Now, they have the world’s attention (or at least a good chunk of it) not just
on this case but on the country’s attacks on gay rights and dissent in general.
At
this point, I want to look at the criticism both in Russia and elsewhere
that focusing on Pussy Riot overlooks some other abuses of power in the world.
However, some of the most nuanced writing I’ve seen on the band came from
Jigsaw, the blog of former Bikini Kill drummer Tobi Vail, who’s posts on the
band also point out the eroding freedom in the U.S. vis-à-vis raids on the homes of anarchists and police brutality against
Occupy
demonstrators. It is the recognition that things are interconnected that mark Pussy Riot
as probably carrying punk’s legacy socially into a stratosphere nobody expected, probably not even
the band themselves.
So what about the other members
of Pussy Riot? As Nadya, Maria, and Katya
await their appeal on October 1, the Putin regime’s search for the other two
members involved in the church incident drove them out of Russia (and creating
a video for the MTV Video Music Awards thanking artists for their support and
burning a picture of Putin).
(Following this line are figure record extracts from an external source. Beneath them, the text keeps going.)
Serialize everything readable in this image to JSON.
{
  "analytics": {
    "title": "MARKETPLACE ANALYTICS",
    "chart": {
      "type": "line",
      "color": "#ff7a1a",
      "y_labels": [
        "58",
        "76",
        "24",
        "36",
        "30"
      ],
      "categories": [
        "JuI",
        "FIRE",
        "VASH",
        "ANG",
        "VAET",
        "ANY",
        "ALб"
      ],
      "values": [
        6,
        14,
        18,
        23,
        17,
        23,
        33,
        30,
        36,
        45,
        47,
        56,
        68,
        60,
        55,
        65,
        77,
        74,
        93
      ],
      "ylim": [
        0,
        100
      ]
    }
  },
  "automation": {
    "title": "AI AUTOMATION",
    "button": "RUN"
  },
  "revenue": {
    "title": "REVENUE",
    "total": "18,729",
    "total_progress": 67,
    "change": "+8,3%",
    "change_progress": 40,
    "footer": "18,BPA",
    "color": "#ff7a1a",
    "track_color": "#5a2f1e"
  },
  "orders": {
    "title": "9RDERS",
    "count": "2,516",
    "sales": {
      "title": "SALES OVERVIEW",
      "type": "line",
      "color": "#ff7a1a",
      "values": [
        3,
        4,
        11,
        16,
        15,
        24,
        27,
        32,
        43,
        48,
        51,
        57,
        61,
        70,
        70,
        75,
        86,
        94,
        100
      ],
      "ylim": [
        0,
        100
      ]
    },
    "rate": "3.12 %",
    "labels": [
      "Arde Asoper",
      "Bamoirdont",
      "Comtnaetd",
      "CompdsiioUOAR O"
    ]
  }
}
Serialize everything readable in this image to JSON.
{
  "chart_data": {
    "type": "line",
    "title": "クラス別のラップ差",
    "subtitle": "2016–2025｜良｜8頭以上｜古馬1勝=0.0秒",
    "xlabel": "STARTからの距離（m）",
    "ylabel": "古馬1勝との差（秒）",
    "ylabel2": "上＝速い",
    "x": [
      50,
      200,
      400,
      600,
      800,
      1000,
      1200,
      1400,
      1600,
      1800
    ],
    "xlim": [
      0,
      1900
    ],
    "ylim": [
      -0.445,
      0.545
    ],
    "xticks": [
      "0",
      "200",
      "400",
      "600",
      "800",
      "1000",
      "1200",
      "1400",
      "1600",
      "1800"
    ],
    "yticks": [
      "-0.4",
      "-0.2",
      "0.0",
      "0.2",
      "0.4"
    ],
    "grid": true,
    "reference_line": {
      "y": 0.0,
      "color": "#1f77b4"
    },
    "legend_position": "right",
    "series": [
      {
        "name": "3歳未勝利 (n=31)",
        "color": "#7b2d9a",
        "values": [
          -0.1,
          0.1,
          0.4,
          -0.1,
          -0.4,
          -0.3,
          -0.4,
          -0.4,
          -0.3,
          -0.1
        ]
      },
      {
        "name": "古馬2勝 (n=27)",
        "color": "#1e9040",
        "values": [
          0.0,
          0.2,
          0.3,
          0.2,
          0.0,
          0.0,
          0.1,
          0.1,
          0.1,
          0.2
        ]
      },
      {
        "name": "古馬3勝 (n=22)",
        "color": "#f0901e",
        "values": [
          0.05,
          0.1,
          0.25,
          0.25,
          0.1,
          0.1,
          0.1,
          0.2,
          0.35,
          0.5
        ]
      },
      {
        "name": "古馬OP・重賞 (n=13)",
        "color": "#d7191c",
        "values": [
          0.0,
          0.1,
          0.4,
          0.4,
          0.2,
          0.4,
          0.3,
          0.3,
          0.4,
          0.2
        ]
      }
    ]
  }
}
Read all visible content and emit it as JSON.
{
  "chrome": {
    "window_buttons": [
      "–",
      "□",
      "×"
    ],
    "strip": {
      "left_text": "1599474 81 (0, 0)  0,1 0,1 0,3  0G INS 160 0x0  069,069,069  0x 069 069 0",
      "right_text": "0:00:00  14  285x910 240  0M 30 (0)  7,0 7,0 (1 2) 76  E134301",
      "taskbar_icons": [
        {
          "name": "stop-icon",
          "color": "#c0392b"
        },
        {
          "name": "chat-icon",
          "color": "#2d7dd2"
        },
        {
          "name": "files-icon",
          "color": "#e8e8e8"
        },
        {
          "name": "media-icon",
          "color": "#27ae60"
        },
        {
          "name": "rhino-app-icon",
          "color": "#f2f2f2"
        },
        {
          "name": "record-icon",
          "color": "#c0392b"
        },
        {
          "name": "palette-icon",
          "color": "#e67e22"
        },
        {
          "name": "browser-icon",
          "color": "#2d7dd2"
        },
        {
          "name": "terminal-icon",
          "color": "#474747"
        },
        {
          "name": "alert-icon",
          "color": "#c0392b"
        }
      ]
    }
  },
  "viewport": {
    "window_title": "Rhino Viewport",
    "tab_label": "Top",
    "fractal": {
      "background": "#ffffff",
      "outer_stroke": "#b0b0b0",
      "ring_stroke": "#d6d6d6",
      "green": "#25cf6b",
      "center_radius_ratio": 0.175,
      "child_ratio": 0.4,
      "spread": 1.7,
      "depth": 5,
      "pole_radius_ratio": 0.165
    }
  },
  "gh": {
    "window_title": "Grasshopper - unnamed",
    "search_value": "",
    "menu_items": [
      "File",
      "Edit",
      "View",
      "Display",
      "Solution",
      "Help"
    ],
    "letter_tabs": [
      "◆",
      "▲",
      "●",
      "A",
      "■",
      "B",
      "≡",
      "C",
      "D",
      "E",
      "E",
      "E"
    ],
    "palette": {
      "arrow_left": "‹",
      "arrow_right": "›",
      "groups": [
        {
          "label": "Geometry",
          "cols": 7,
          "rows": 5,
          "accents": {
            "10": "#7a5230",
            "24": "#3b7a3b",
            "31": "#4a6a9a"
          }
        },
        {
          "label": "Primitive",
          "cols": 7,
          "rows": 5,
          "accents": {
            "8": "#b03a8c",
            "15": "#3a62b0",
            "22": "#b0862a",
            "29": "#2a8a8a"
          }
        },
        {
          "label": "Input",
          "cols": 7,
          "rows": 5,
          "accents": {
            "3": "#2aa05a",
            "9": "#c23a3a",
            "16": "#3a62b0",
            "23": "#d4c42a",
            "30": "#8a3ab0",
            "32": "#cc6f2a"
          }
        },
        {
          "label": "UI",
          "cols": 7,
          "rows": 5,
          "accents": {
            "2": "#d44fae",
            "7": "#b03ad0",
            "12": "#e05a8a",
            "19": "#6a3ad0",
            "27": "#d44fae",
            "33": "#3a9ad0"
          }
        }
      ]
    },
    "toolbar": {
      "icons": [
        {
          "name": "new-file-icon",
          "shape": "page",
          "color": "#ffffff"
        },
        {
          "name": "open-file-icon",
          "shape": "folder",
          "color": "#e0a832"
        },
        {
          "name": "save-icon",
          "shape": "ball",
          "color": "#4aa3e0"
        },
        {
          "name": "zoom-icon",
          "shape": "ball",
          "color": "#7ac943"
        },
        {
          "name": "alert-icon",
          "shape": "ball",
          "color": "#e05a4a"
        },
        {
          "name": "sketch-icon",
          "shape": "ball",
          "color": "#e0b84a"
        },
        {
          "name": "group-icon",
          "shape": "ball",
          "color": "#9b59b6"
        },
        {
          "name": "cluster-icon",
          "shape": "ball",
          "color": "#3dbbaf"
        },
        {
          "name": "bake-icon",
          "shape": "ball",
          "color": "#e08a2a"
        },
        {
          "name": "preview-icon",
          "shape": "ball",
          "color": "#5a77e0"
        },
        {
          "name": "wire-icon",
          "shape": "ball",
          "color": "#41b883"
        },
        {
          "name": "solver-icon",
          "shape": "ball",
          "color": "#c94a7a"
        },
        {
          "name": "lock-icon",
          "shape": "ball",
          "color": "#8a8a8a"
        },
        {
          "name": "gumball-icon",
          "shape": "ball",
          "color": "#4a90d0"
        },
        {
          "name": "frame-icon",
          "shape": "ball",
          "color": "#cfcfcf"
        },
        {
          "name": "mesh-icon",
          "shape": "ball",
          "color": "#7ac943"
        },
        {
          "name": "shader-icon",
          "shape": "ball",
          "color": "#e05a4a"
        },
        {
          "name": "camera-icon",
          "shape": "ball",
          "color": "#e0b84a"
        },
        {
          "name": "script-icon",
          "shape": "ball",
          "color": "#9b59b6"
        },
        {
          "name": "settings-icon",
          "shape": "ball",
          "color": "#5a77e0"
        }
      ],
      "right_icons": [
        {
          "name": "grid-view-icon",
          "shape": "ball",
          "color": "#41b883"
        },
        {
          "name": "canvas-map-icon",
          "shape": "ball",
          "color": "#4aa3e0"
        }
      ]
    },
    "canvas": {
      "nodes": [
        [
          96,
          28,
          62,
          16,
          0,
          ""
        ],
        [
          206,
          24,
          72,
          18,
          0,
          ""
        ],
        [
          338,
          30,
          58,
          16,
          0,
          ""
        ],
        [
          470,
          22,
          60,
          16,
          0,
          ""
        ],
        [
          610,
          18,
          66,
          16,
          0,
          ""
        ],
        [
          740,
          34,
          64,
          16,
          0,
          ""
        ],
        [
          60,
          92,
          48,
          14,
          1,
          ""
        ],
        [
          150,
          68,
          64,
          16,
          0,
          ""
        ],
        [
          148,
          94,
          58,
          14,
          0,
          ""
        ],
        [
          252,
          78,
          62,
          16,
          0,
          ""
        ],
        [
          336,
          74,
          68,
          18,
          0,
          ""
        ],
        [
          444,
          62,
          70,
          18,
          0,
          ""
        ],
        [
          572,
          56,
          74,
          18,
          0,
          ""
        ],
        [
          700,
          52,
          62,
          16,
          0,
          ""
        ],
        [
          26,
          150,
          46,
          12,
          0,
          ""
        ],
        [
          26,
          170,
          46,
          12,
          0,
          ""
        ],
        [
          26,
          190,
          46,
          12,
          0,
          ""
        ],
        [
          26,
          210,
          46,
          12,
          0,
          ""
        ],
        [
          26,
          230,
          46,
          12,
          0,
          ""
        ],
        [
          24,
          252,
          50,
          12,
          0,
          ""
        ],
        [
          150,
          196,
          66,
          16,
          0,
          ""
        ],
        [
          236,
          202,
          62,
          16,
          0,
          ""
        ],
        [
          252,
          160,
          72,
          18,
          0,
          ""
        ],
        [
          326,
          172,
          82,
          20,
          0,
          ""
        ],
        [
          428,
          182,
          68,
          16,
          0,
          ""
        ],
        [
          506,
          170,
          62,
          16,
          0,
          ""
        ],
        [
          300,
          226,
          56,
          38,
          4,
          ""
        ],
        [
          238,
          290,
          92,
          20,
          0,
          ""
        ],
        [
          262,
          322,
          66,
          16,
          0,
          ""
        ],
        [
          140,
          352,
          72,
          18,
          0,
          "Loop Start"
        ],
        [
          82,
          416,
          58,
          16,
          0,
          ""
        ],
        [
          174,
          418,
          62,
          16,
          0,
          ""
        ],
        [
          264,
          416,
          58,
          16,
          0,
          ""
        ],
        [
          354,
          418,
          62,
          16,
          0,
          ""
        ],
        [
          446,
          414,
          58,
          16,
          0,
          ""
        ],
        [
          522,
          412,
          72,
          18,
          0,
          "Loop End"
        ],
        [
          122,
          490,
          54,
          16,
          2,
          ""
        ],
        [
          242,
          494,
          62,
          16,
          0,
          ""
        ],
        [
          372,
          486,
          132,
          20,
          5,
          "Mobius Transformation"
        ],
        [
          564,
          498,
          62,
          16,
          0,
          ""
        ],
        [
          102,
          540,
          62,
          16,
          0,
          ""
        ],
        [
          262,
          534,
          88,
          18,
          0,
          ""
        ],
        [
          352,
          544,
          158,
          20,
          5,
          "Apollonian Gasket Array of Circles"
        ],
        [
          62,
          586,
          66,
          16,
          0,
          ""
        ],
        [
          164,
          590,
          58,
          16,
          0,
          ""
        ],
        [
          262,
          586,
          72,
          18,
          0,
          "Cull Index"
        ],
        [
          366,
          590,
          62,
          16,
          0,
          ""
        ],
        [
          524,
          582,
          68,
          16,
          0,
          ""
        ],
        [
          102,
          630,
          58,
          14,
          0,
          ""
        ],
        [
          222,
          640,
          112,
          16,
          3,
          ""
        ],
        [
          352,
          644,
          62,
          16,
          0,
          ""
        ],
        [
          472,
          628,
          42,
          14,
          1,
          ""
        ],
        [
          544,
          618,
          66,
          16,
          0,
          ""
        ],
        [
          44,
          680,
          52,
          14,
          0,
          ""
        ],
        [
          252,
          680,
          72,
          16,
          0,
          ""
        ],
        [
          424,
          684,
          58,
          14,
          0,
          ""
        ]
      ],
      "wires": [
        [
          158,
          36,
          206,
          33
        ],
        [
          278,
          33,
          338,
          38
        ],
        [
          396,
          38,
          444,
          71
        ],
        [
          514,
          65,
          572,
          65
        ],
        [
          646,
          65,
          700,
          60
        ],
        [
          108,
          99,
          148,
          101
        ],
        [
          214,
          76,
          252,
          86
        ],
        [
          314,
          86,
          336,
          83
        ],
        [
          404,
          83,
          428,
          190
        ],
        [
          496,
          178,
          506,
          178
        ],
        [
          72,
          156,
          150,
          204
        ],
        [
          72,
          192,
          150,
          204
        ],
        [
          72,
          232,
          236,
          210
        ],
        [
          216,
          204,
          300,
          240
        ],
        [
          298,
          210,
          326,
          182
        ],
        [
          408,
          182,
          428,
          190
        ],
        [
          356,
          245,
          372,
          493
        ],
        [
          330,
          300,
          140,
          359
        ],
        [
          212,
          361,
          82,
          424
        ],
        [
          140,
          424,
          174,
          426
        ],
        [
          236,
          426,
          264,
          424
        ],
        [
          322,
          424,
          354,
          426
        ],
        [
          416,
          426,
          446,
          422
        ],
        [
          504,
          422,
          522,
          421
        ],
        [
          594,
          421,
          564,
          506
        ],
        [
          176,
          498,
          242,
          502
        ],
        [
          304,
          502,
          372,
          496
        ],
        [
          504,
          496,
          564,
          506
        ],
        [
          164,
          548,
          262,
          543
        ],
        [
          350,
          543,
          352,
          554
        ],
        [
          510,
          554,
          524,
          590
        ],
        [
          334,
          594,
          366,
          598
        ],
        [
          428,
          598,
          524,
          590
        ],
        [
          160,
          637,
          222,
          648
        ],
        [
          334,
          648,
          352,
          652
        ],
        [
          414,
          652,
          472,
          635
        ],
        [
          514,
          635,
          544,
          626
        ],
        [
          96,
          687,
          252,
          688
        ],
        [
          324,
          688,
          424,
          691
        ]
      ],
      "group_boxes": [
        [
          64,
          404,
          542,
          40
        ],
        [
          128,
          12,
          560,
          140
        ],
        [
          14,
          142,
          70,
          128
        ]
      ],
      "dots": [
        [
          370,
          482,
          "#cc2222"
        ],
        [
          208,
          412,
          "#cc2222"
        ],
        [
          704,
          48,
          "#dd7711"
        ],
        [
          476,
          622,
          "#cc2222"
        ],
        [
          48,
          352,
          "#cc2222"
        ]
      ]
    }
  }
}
In the meantime a new single was unleashed and the
collective (calling them a band really is a little shortsighted) is somehow at
a state of existence that could take things to new levels of drive them
completely underground though they say their work will continue.
And
if the verdict is upheld. Since attention is focused on human rights and
political prisoners in Russia as a result of this, how it unfolds will be
interesting. Regardless of what happens as the three members said at their
sentencing in a way they’ve “already won.”
Even
when considering that factor in the larger picture, here’s hoping the unlikely
happens- the sentence gets tossed out and Pussy Riot gets released from a
injustice they shoud’ve never had to deal with in the first place.
-
Boone
EDITOR’S
NOTE: As this issue’s print edition went to press we have learned
that on Friday September 21, 2012 Yoko Ono will award the 2012 LennonOno Grant
for Peace to Pussy Riot. MORE UPDATES TO COME!!!